Tool input and limits:
- Images: `.png`, `.jpg`, `.jpeg` up to 5 MB (local files are encoded as `data:<mime>;base64,...`).
- Videos: `.mp4`, `.mov`, `.m4v` up to 8 MB.
- Supported tools:
  - `ui_to_artifact`
  - `extract_text_from_screenshot`
  - `diagnose_error_screenshot`
  - `understand_technical_diagram`
  - `analyze_data_visualization`
  - `ui_diff_check`
  - `analyze_image`
  - `analyze_video`

## UI
Page: `src/pages/ApiProxy.tsx`

Added controls:
- Authorization toggle + mode selector (`off/strict/all_except_health/auto`)
- z.ai block:
  - enable toggle
  - base_url
  - dispatch mode
  - api key input (stored locally)
  - model mapping UI:
    - fetch available model ids from the z.ai upstream (`GET <base_url>/v1/models`)
    - configure default `opus/sonnet/haiku` mapping
    - configure optional exact-match overrides
  - MCP toggles + display of local MCP endpoints

Translations:
- `src/locales/en.json`
- `src/locales/zh.json`

## Validation checklist
Build:
- Frontend: `npm run build`
- Backend: `cd src-tauri && cargo build`

Manual (example):
1) Enable proxy auth (strict or all-except-health) and note `proxy.api_key`.
2) Enable z.ai and set:
   - `dispatch_mode=exclusive`
   - `api_key=<your_z.ai.key>`
3) Start proxy and call:
   - `GET http://127.0.0.1:<port>/healthz` (should work without auth in all-except-health; always works in off)
   - `POST http://127.0.0.1:<port>/v1/messages` with `Authorization: Bearer <proxy.api_key>` and a normal Anthropic request body.
4) Enable MCP Search and call local `/mcp/web_search_prime/mcp` via an MCP client (the proxy injects z.ai auth upstream).
5) Enable Vision MCP and verify the tool list:
   - `POST http://127.0.0.1:<port>/mcp/zai-mcp-server/mcp` with a JSON-RPC `initialize`
   - then `POST ...` with `tools/list` using the returned `Mcp-Session-Id` header.

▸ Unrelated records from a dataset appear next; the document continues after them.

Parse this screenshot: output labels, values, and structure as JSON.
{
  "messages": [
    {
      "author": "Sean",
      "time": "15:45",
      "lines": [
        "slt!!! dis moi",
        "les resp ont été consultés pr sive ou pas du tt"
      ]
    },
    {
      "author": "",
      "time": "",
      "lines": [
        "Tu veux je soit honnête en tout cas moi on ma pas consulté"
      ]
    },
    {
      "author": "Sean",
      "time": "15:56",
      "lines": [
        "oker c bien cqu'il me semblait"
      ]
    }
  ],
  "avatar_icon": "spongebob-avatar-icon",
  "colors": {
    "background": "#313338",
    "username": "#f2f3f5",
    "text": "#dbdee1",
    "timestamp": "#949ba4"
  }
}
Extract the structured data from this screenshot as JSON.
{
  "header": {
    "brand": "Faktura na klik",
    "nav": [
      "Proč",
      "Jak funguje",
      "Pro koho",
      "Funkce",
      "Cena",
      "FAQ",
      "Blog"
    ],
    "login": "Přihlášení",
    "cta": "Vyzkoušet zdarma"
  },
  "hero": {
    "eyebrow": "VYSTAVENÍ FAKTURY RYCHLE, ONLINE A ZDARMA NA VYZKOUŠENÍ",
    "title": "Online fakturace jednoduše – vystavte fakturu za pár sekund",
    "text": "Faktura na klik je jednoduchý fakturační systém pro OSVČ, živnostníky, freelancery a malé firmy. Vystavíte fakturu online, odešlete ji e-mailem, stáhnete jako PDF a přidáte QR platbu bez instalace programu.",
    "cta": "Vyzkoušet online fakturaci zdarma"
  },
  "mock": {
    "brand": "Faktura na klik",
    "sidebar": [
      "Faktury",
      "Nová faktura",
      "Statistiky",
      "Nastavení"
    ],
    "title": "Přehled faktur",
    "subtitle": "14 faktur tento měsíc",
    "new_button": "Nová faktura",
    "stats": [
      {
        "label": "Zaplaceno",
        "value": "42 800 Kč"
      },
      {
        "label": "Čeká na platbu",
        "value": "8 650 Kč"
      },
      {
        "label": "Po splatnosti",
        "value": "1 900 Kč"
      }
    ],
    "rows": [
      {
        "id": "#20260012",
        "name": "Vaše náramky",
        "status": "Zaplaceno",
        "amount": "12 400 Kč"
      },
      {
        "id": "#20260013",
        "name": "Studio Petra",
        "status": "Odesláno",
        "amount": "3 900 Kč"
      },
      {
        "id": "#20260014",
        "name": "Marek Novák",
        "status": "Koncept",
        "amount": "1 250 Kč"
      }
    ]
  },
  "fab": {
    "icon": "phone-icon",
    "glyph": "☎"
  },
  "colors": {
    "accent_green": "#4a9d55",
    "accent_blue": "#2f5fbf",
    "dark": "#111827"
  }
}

## Known limitations / follow-ups
- Vision MCP currently implements the core methods needed for tool calls but is not yet a full feature-complete MCP server (prompts/resources, resumability, streaming tool output).
- z.ai usage/budget (monitor endpoints) is not implemented yet.
- Claude model list endpoint remains a static stub (`/v1/models/claude`) and is not yet provider-aware.